Direktur Penyidikan Jaksa Agung Muda Bidang Tindak Pidana Khusus, Saiful Bahri Siregar mengungkapkan uang tersebut diserahkan secara sukarela oleh PT PSMI kepada penyidik.
Saiful juga menjelaskan, PT PSMI turut menyerahkan uang tunai dalam bentuk mata uang asing senilai 166.000 dolar AS. Menurutnya, uang itu nantinya bakal dititipkan ke Bank Syariah Indonesia (BSI).
"Penyidik telah menerima penyerahan secara sukarela PT PSMI berupa uang sebesar Rp1,003 triliun dan USD 166.000," kata Saiful di Gedung Kejagung, Jakarta, Kamis (10/9/2026).
Dia menjelaskan, saat ini PT PSMI mengalami hambatan operasional dan keuangan dalam pembayaran kepada petani, gaji karyawan perkebunan tebu dan belanja operasional lainnya.
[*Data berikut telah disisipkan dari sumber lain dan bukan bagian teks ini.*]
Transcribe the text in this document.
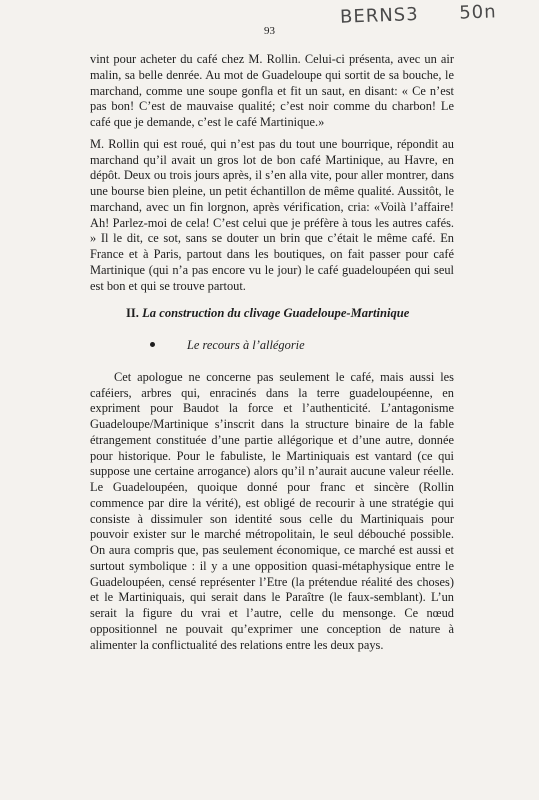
BERNS3 50n
93

vint pour acheter du café chez M. Rollin. Celui-ci présenta, avec un air malin, sa belle denrée. Au mot de Guadeloupe qui sortit de sa bouche, le marchand, comme une soupe gonfla et fit un saut, en disant: « Ce n’est pas bon! C’est de mauvaise qualité; c’est noir comme du charbon! Le café que je demande, c’est le café Martinique.»

M. Rollin qui est roué, qui n’est pas du tout une bourrique, répondit au marchand qu’il avait un gros lot de bon café Martinique, au Havre, en dépôt. Deux ou trois jours après, il s’en alla vite, pour aller montrer, dans une bourse bien pleine, un petit échantillon de même qualité. Aussitôt, le marchand, avec un fin lorgnon, après vérification, cria: «Voilà l’affaire! Ah! Parlez-moi de cela! C’est celui que je préfère à tous les autres cafés. » Il le dit, ce sot, sans se douter un brin que c’était le même café. En France et à Paris, partout dans les boutiques, on fait passer pour café Martinique (qui n’a pas encore vu le jour) le café guadeloupéen qui seul est bon et qui se trouve partout.

II. La construction du clivage Guadeloupe-Martinique
Le recours à l’allégorie

Cet apologue ne concerne pas seulement le café, mais aussi les caféiers, arbres qui, enracinés dans la terre guadeloupéenne, en expriment pour Baudot la force et l’authenticité. L’antagonisme Guadeloupe/Martinique s’inscrit dans la structure binaire de la fable étrangement constituée d’une partie allégorique et d’une autre, donnée pour historique. Pour le fabuliste, le Martiniquais est vantard (ce qui suppose une certaine arrogance) alors qu’il n’aurait aucune valeur réelle. Le Guadeloupéen, quoique donné pour franc et sincère (Rollin commence par dire la vérité), est obligé de recourir à une stratégie qui consiste à dissimuler son identité sous celle du Martiniquais pour pouvoir exister sur le marché métropolitain, le seul débouché possible. On aura compris que, pas seulement économique, ce marché est aussi et surtout symbolique : il y a une opposition quasi-métaphysique entre le Guadeloupéen, censé représenter l’Etre (la prétendue réalité des choses) et le Martiniquais, qui serait dans le Paraître (le faux-semblant). L’un serait la figure du vrai et l’autre, celle du mensonge. Ce nœud oppositionnel ne pouvait qu’exprimer une conception de nature à alimenter la conflictualité des relations entre les deux pays.
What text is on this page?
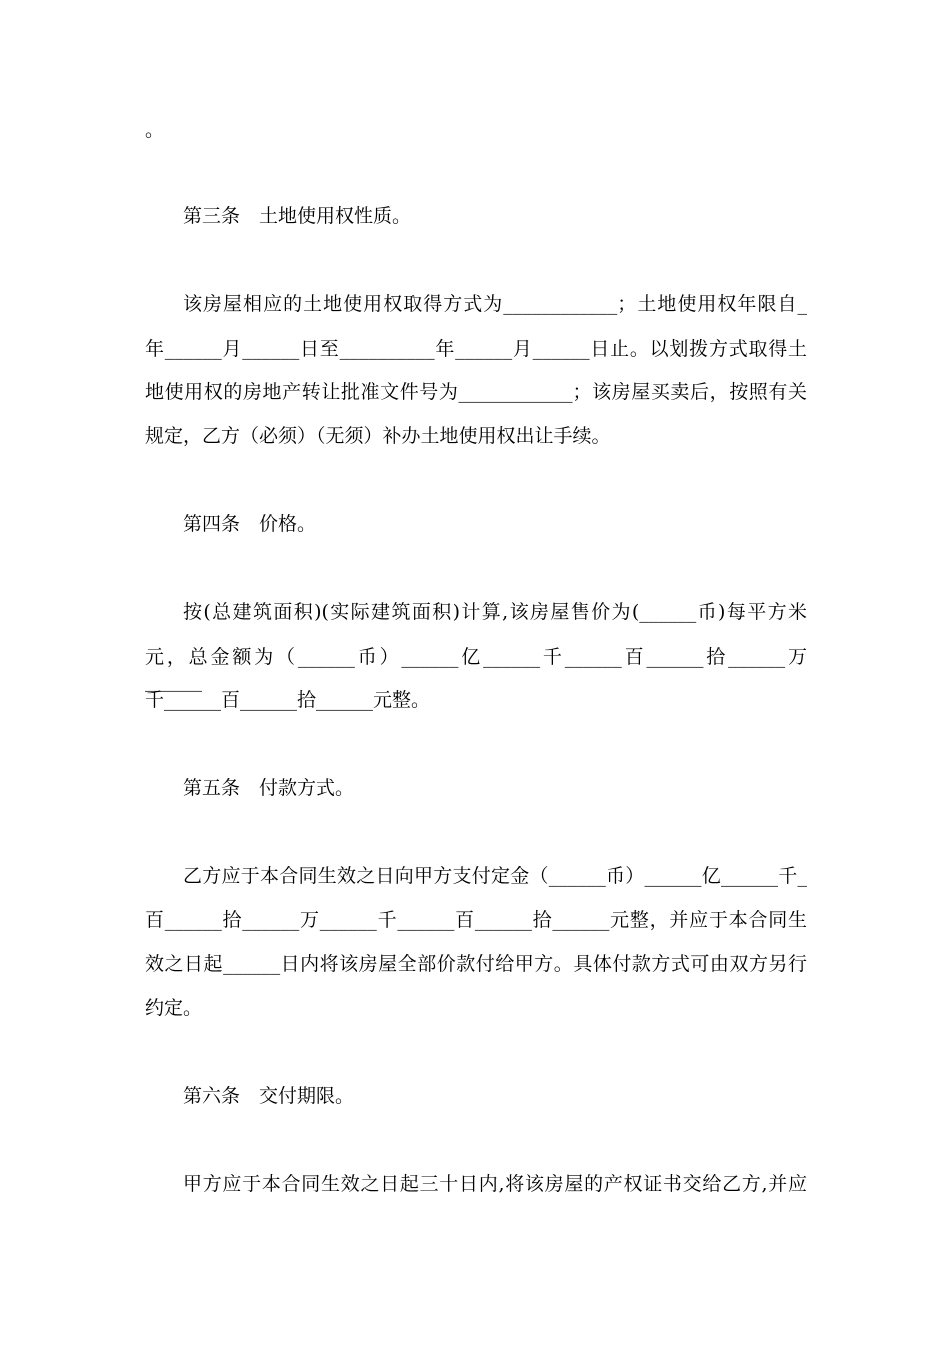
。
第三条　土地使用权性质。
该房屋相应的土地使用权取得方式为____________；土地使用权年限自_
年______月______日至__________年______月______日止。以划拨方式取得土
地使用权的房地产转让批准文件号为____________；该房屋买卖后，按照有关
规定，乙方（必须）（无须）补办土地使用权出让手续。
第四条　价格。
按(总建筑面积)(实际建筑面积)计算,该房屋售价为(______币)每平方米
元，总金额为（______币）______亿______千______百______拾______万______
千______百______拾______元整。
第五条　付款方式。
乙方应于本合同生效之日向甲方支付定金（______币）______亿______千_
百______拾______万______千______百______拾______元整，并应于本合同生
效之日起______日内将该房屋全部价款付给甲方。具体付款方式可由双方另行
约定。
第六条　交付期限。
甲方应于本合同生效之日起三十日内,将该房屋的产权证书交给乙方,并应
Dalam waktu dekat, penyidik akan melakukan penyerahan barang bukti dan rekening perusahaan kepada Badan Pemulihan Aset (BPA) untuk dilakukan perawatan dan pengelolaan barang bukti.
Saiful mengatakan, nantinya juga akan dibuka rekening khusus bersama PT PSMI dengan BUMN yang memiliki core business di bidang perkebunan dan accounting di Himbara.
”Sebagaimana tujuan dari penegakan hukum tindak pidana korupsi bukan semata beorientasi penindakan tidak hanya kepada pemidanaan, tetapi juga pada pemulihan keuangan negara dan perbaikan tata kelola pascapenindakan,” katanya.